2. The control algorithm must select the appropriate golden-run from the library to set up the process and achieve optimized performance under most conditions.
Until trust in automation is built, black belts support the operations team with the control loop. Of course, there is a continuous learning cycle here—the library has to be updated as the operations team learns about other possible contexts and the process changes.
What about Operations Teams?
Digital is only partially about technology; it is mostly about people. The nature of work will change as technology adoption increases. Perhaps unique to this moment in time is the demographic change also happening in the workforce. As millennials enter middle management and Gen Z’ers enter the workforce, understanding of possibilities and expectations of technology increases. The process of operationalizing autonomous operations will accelerate.
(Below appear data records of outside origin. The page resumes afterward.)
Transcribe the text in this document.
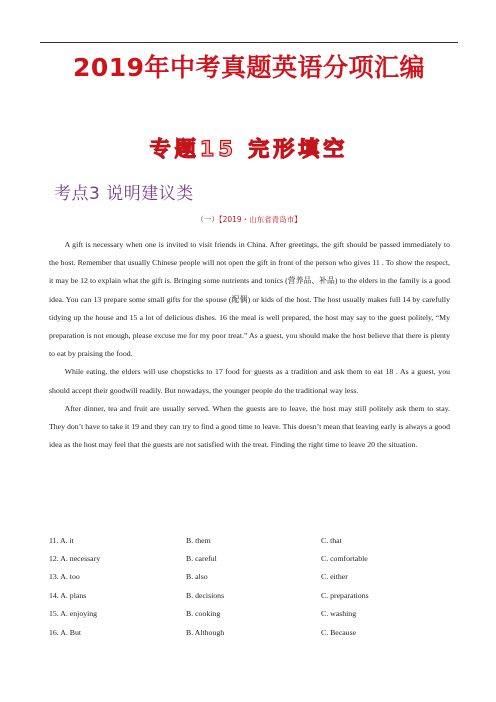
2019年中考真题英语分项汇编
专题15 完形填空
考点3 说明建议类
（一）【2019・山东省青岛市】

A gift is necessary when one is invited to visit friends in China. After greetings, the gift should be passed immediately to the host. Remember that usually Chinese people will not open the gift in front of the person who gives 11 . To show the respect, it may be 12 to explain what the gift is. Bringing some nutrients and tonics (营养品、补品) to the elders in the family is a good idea. You can 13 prepare some small gifts for the spouse (配偶) or kids of the host. The host usually makes full 14 by carefully tidying up the house and 15 a lot of delicious dishes. 16 the meal is well prepared, the host may say to the guest politely, “My preparation is not enough, please excuse me for my poor treat.” As a guest, you should make the host believe that there is plenty to eat by praising the food.

While eating, the elders will use chopsticks to 17 food for guests as a tradition and ask them to eat 18 . As a guest, you should accept their goodwill readily. But nowadays, the younger people do the traditional way less.

After dinner, tea and fruit are usually served. When the guests are to leave, the host may still politely ask them to stay. They don’t have to take it 19 and they can try to find a good time to leave. This doesn’t mean that leaving early is always a good idea as the host may feel that the guests are not satisfied with the treat. Finding the right time to leave 20 the situation.

11. A. it	B. them	C. that
12. A. necessary	B. careful	C. comfortable
13. A. too	B. also	C. either
14. A. plans	B. decisions	C. preparations
15. A. enjoying	B. cooking	C. washing
16. A. But	B. Although	C. Because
This starts by leveraging a mixed-initiative approach to build a library of trusted golden-run recommendations, and training operations teams on how to interpret recommendations, take action and refresh the context for the machine-learning engine. As millennials and Gen-Z’ers move up in organizations, this trust will pay off as they identify operations and steps that can be turned over to the machine to control. Success in this transfer feeds more opportunities to fine-tune the models, making them stronger, eventually leading to a self-sustaining digital control process.
Deepak Turaga is senior vice president of data science at Oden Technologies, an industrial IoT company focused on using AI to monitor, optimize and control manufacturing processes. He has a background in academic and industry research specializing in using machine learning based tools to extract insights from streaming and real-time data. He is also an adjunct professor at Columbia University, and teaches a course on this topic every spring.
James Wells is principal consultant at Quality in Practice, a consulting and training practice specializing in continuous improvement programs, and specializes in quality fundamentals, including the application of digital solutions to common manufacturing challenges. He has led quality and continuous improvement organizations for over 20 years at various manufacturing companies. Wells is a certified master black belt and certified lean specialist.